Liberals Who Learned About White Privilege Became Less Sympathetic to Poor Whites

But their attitudes toward poor blacks remained unchanged, according to a study.


Does educating people about white privilege—the idea that for white people, their race is a boon, but for black people, a drawback, at least in certain social situations—make them more empathetic? A fascinating new study suggests that the kind of racism awareness training taught in many university classrooms is not only useless but may actually be detrimental.

The study was published in the Journal of Experimental Psychology: General in April. Researchers provided participants with some academic literature explaining the concept of white privilege and then asked them to gauge their reactions to hearing a story about an unfortunate man. For some participants, the man was described as black, for others, he was described as white. Researchers also ran a separate experiment in which the participants were not told about white privilege before reacting to the story. They also queried both sets of participants about their political beliefs.

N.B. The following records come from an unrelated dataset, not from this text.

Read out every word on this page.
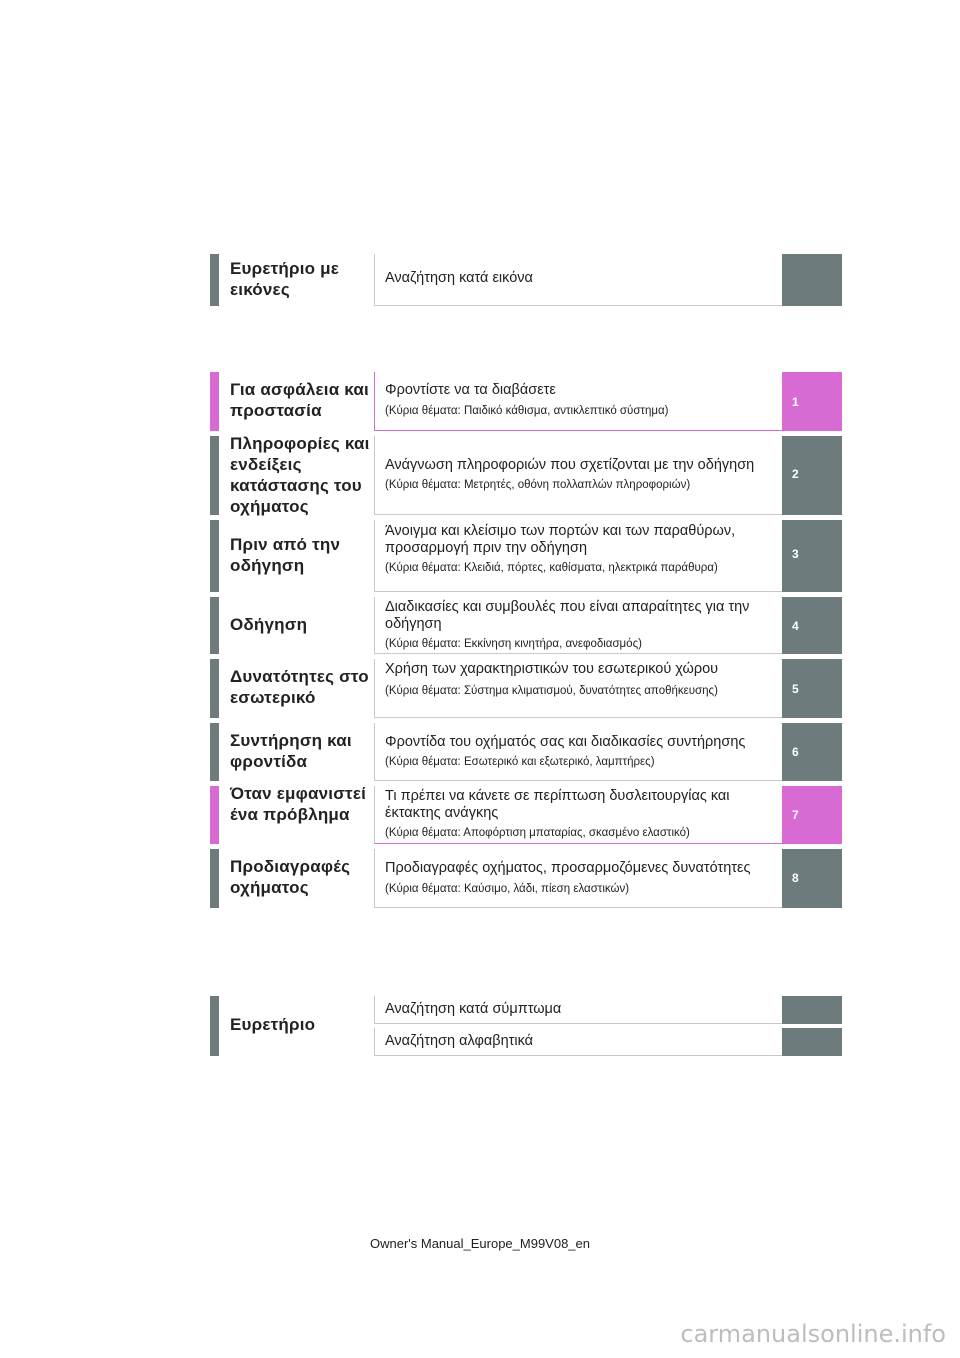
Ευρετήριο με εικόνες
Αναζήτηση κατά εικόνα
Για ασφάλεια και προστασία
Φροντίστε να τα διαβάσετε
(Κύρια θέματα: Παιδικό κάθισμα, αντικλεπτικό σύστημα)
1
Πληροφορίες και ενδείξεις κατάστασης του οχήματος
Ανάγνωση πληροφοριών που σχετίζονται με την οδήγηση
(Κύρια θέματα: Μετρητές, οθόνη πολλαπλών πληροφοριών)
2
Πριν από την οδήγηση
Άνοιγμα και κλείσιμο των πορτών και των παραθύρων, προσαρμογή πριν την οδήγηση
(Κύρια θέματα: Κλειδιά, πόρτες, καθίσματα, ηλεκτρικά παράθυρα)
3
Οδήγηση
Διαδικασίες και συμβουλές που είναι απαραίτητες για την οδήγηση
(Κύρια θέματα: Εκκίνηση κινητήρα, ανεφοδιασμός)
4
Δυνατότητες στο εσωτερικό
Χρήση των χαρακτηριστικών του εσωτερικού χώρου
(Κύρια θέματα: Σύστημα κλιματισμού, δυνατότητες αποθήκευσης)	5
Συντήρηση και φροντίδα
Φροντίδα του οχήματός σας και διαδικασίες συντήρησης
(Κύρια θέματα: Εσωτερικό και εξωτερικό, λαμπτήρες)
6
Όταν εμφανιστεί ένα πρόβλημα
Τι πρέπει να κάνετε σε περίπτωση δυσλειτουργίας και έκτακτης ανάγκης
(Κύρια θέματα: Αποφόρτιση μπαταρίας, σκασμένο ελαστικό)
7
Προδιαγραφές οχήματος
Προδιαγραφές οχήματος, προσαρμοζόμενες δυνατότητες
(Κύρια θέματα: Καύσιμο, λάδι, πίεση ελαστικών)
8
Ευρετήριο
Αναζήτηση κατά σύμπτωμα
Αναζήτηση αλφαβητικά
Owner's Manual_Europe_M99V08_en
carmanualsonline.info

What they found was that conservatives who had learned about white privilege were no more sympathetic to the poor black man than conservatives who had not learned about white privilege. For liberals, the results were alarming: Liberals who read the educational materials about white privilege were similarly unsympathetic to the poor black man as the liberals in the second experiment, but they were even more unsympathetic to the poor white man.

"What we found startling was that white privilege lessons didn't increase liberals' sympathy for poor Black people," writes Erin Cooley, one of the study's authors and an assistant professor of psychology at Colgate University, in an explanatory post for Vice. "Instead, these lessons decreased liberals' sympathy for poor white people, which led them to blame white people more for their own poverty. They seemed to think that if a person is poor despite all the privileges of being white, there must really be something wrong with them."

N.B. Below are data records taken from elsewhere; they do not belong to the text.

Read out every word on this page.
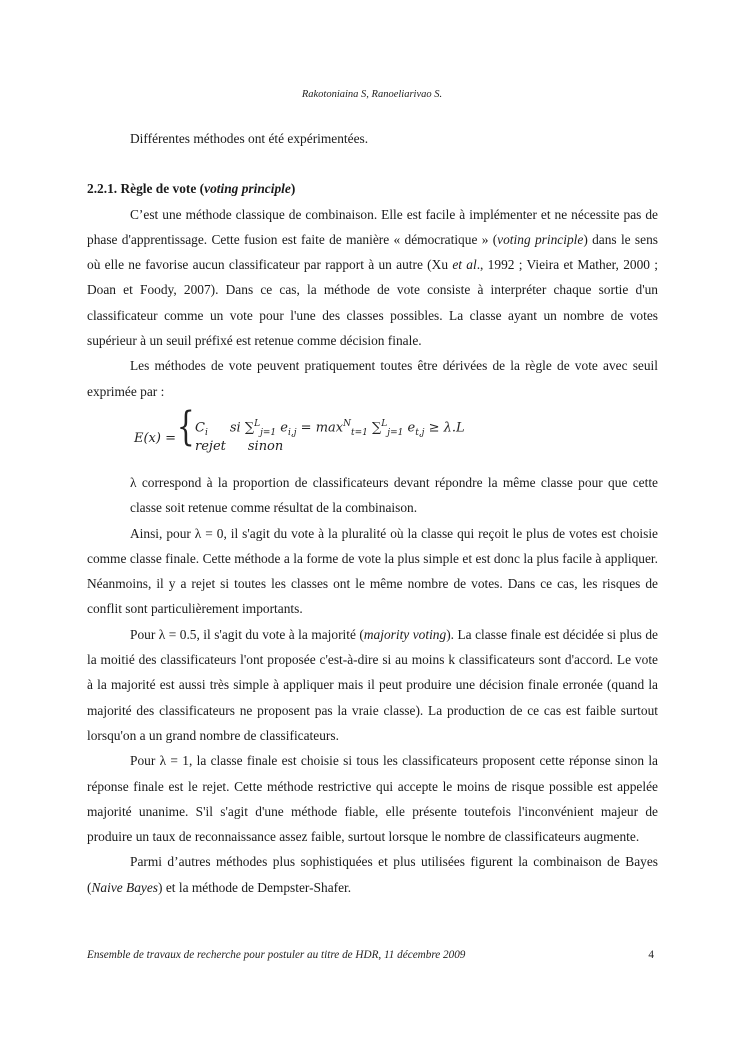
Rakotoniaina S, Ranoeliarivao S.

Différentes méthodes ont été expérimentées.

2.2.1. Règle de vote (voting principle)

C’est une méthode classique de combinaison. Elle est facile à implémenter et ne nécessite pas de phase d'apprentissage. Cette fusion est faite de manière « démocratique » (voting principle) dans le sens où elle ne favorise aucun classificateur par rapport à un autre (Xu et al., 1992 ; Vieira et Mather, 2000 ; Doan et Foody, 2007). Dans ce cas, la méthode de vote consiste à interpréter chaque sortie d'un classificateur comme un vote pour l'une des classes possibles. La classe ayant un nombre de votes supérieur à un seuil préfixé est retenue comme décision finale.

Les méthodes de vote peuvent pratiquement toutes être dérivées de la règle de vote avec seuil exprimée par :

E(x) = { $C_i$ si ∑$^L_{j=1}$ $e_{i,j} = \max^N_{t=1} \sum^L_{j=1}$ $e_{t,j} \ge \lambda.L$
rejet sinon

λ correspond à la proportion de classificateurs devant répondre la même classe pour que cette classe soit retenue comme résultat de la combinaison.

Ainsi, pour λ = 0, il s'agit du vote à la pluralité où la classe qui reçoit le plus de votes est choisie comme classe finale. Cette méthode a la forme de vote la plus simple et est donc la plus facile à appliquer. Néanmoins, il y a rejet si toutes les classes ont le même nombre de votes. Dans ce cas, les risques de conflit sont particulièrement importants.

Pour λ = 0.5, il s'agit du vote à la majorité (majority voting). La classe finale est décidée si plus de la moitié des classificateurs l'ont proposée c'est-à-dire si au moins k classificateurs sont d'accord. Le vote à la majorité est aussi très simple à appliquer mais il peut produire une décision finale erronée (quand la majorité des classificateurs ne proposent pas la vraie classe). La production de ce cas est faible surtout lorsqu'on a un grand nombre de classificateurs.

Pour λ = 1, la classe finale est choisie si tous les classificateurs proposent cette réponse sinon la réponse finale est le rejet. Cette méthode restrictive qui accepte le moins de risque possible est appelée majorité unanime. S'il s'agit d'une méthode fiable, elle présente toutefois l'inconvénient majeur de produire un taux de reconnaissance assez faible, surtout lorsque le nombre de classificateurs augmente.

Parmi d’autres méthodes plus sophistiquées et plus utilisées figurent la combinaison de Bayes (Naive Bayes) et la méthode de Dempster-Shafer.

Ensemble de travaux de recherche pour postuler au titre de HDR, 11 décembre 2009	4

In other words, learning about white privilege did not make conservatives more empathetic, and it made some liberals less empathetic, overall.

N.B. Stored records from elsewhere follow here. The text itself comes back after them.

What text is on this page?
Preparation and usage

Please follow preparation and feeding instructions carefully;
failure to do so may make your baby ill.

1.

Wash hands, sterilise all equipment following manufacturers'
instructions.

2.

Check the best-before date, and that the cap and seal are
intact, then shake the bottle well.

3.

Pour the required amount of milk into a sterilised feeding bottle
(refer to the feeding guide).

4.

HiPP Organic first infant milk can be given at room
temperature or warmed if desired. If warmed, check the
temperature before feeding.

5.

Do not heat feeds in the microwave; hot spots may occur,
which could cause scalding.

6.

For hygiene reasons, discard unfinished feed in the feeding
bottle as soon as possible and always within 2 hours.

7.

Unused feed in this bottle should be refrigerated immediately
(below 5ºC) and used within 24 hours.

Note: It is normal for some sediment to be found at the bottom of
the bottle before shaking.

Reflecting on this finding for Quillette, Zaid Jilani proposes a possible explanation:

What accounts for this? One possibility is that social liberals are internalizing white-privilege lessons in a way that flattens the image of whites, portraying all of them as inherently privileged. So if a white person is poor, it must be his or her own fault. After all, they've had all sorts of advantages in life that others haven't.

This would mean that the sort of social justice training programs offered by numerous universities could be having an undesirable effect, give that most students who enroll in these classes are liberals. To take just one example, the University of Colorado at Denver offers a class called "Problematizing Whiteness: Educating for Racial Justice," in which students are required to look "beyond feel-good momentary White racial awareness" and realize that "whites are complicit." In researching my book, Panic Attack: Young Radicals in the Age of Trump, I found numerous similar examples of academic exercises that blurred the line between anti-racism and anti-whiteness, and between scholarship and activism. It would hardly be surprising if these classes, rather than changing liberal students' feelings toward disadvantaged black people, merely galvanized them against whites.

Reached for comment, Cooley told me that she thought such a course "could amplify the effects as you suggest," but "if the course tackled many different forms of hierarchy (class, ability, gender, sexual orientation), I would hope that students would leave with a more nuanced view of inequality and, thus, perhaps not show the effects we see in our study."